Mais les lobbies agricoles et de l’agro-industrie ont été particulièrement virulents. Le gouvernement s’est montré soucieux de ne pas froisser le syndicat majoritaire impliqué dans la cogestion des politiques de l’Etat depuis 50 ans. Il s’est avéré trop frileux pour ébranler les intérêts économiques agroindustriels. Le projet de loi devait s’attaquer à l’utilisation excessive des intrants chimiques dans les cultures et des antibiotiques à destination des élevages. Il devait proposer des mesures précises pour assurer une meilleure répartition de la valeur ajoutée tout au long de la chaîne alimentaire. Soit le texte reste silencieux sur ces questions, soit il ressort profondément édulcoré des mois de discussions. Il apparaît comme une compilation de mesures vidées de leur substance.

Face aux pollutions liées aux nitrates, le gouvernement propose seulement de rendre obligatoire les déclarations annuelles d’azote dans certaines zones vulnérables. En quoi ce dispositif résout-il les problèmes de pollutions diffuses ? Afin de diminuer la consommation d’herbicides et de pesticides, le projet de loi subordonne la vente de produits à la délivrance de conseils. Autrement dit, c’est au propre vendeur ou distributeur de produits phytosanitaires d’inciter l’agriculteur à baisser sa consommation ! Quant aux mesures pour diminuer la consommation d’antibiotiques, il est seulement prévu d’établir des recommandations et un objectif non contraignant de réduction de 25 % d’ici 2016.
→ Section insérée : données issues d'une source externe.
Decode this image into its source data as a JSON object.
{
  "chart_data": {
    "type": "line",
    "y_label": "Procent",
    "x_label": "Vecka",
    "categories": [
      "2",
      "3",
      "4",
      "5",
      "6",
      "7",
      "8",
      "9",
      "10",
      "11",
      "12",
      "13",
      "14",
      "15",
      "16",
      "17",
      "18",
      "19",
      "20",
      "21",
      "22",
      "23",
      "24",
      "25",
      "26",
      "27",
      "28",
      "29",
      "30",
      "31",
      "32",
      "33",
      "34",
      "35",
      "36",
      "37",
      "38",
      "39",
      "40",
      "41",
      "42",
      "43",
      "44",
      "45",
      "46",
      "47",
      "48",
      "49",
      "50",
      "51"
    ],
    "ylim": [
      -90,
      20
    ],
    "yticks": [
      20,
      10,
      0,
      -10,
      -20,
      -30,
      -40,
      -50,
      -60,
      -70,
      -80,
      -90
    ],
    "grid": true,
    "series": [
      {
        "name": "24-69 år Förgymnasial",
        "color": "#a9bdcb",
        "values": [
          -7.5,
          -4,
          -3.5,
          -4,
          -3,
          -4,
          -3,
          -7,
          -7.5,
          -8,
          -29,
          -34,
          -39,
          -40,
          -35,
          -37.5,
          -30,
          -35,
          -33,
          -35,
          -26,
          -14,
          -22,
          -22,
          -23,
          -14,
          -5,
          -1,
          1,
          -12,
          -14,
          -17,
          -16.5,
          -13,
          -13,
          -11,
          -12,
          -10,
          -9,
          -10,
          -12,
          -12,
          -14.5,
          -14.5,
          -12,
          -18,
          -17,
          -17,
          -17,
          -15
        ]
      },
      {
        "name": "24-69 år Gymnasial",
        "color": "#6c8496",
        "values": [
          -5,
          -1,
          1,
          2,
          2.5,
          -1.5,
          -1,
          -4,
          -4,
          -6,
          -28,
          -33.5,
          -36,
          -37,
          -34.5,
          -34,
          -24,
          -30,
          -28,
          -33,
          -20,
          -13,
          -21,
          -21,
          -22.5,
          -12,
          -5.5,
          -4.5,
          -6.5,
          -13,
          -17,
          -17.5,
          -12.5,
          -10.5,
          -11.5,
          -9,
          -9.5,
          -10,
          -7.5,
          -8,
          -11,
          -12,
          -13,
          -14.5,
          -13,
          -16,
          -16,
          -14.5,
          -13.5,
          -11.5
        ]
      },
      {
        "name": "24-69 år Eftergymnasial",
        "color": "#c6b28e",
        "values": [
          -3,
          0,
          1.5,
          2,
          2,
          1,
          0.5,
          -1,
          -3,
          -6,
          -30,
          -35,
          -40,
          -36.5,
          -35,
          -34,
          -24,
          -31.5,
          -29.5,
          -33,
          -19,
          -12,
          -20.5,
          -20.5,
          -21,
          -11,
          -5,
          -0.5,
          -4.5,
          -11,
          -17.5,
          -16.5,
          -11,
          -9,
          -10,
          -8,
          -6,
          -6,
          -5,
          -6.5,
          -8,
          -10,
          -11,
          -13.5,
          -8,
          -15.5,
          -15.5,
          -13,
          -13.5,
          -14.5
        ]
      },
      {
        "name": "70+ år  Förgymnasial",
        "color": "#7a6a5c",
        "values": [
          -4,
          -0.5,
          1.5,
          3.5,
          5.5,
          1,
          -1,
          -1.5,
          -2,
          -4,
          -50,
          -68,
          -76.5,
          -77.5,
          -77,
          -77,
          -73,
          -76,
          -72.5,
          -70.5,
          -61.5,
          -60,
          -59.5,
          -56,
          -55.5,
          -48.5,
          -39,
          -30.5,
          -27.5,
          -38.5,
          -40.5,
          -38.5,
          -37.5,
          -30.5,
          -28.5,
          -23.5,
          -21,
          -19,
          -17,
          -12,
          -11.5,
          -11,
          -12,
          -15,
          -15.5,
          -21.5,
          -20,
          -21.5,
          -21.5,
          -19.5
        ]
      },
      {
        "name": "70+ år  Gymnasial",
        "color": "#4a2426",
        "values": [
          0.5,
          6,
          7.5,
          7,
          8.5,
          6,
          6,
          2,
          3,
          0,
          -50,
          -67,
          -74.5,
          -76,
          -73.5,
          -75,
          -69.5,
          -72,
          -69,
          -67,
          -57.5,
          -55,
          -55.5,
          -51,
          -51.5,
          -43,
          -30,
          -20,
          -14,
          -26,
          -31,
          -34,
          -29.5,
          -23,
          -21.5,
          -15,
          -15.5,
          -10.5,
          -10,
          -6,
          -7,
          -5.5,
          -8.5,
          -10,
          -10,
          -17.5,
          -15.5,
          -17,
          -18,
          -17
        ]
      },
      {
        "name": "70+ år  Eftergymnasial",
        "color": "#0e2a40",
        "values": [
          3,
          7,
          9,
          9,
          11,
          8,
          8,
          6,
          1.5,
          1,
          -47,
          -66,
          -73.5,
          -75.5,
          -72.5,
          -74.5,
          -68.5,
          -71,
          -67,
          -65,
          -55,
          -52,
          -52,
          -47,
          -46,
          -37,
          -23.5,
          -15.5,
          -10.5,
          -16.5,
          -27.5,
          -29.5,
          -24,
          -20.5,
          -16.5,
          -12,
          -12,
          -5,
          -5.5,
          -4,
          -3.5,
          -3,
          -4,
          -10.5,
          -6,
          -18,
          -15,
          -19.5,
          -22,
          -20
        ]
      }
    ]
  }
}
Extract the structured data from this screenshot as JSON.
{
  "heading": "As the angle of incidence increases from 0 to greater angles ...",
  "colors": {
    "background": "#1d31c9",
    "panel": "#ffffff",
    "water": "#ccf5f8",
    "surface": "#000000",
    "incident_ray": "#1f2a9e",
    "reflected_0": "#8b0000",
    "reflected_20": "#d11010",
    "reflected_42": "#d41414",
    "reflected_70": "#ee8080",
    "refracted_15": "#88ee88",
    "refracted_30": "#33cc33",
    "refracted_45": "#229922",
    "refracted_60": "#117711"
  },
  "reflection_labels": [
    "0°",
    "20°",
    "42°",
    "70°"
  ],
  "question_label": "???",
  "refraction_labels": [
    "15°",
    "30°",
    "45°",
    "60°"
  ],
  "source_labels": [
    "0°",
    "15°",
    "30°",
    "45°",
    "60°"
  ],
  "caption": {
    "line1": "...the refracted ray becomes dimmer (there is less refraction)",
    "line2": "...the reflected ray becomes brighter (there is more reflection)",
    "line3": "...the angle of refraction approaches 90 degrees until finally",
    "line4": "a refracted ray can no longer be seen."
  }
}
Cette « loi d’avenir » est une occasion manquée pour engager l’agriculture dans une véritable transition écologique. Plus d’un an et demi après l’élection présidentielle, les ambitions agroécologiques affichées par le gouvernement ne se traduisent pas dans les faits. L’actualité est là pour nous le rappeler. Les décisions récentes vont plutôt dans le sens d’un rétropédalage voire d’un renoncement. Les derniers arbitrages sur la politique agricole commune contredisent les efforts du gouvernement pour communiquer sur une PAC plus « verte » et plus « juste ». Le ministre de l’agriculture vient de ré-autoriser les épandages aériens de pesticides (notamment pour les cultures intensives de bananes dans les Antilles et la viticulture). La réglementation concernant le régime d’autorisation des activités d’élevage porcin a été assouplie : plus besoin d’étude d’impact environnemental pour les agrandissements de porcheries industrielles. La commission européenne vient à nouveau d’épingler la France pour son manque d’action et de contrôle dans le cadre des programmes de lutte contre les pollutions des eaux par les nitrates.

Les orientations prises par le gouvernement appellent à une mobilisation de gauche pour des propositions concrètes en rupture avec le modèle productiviste agricole. Cette rupture nécessite une volonté politique forte face aux corporations et lobbies. C’est une nécessité si l’on veut garder des paysans pour une alimentation de qualité, la préservation des écosystèmes et des campagnes vivantes.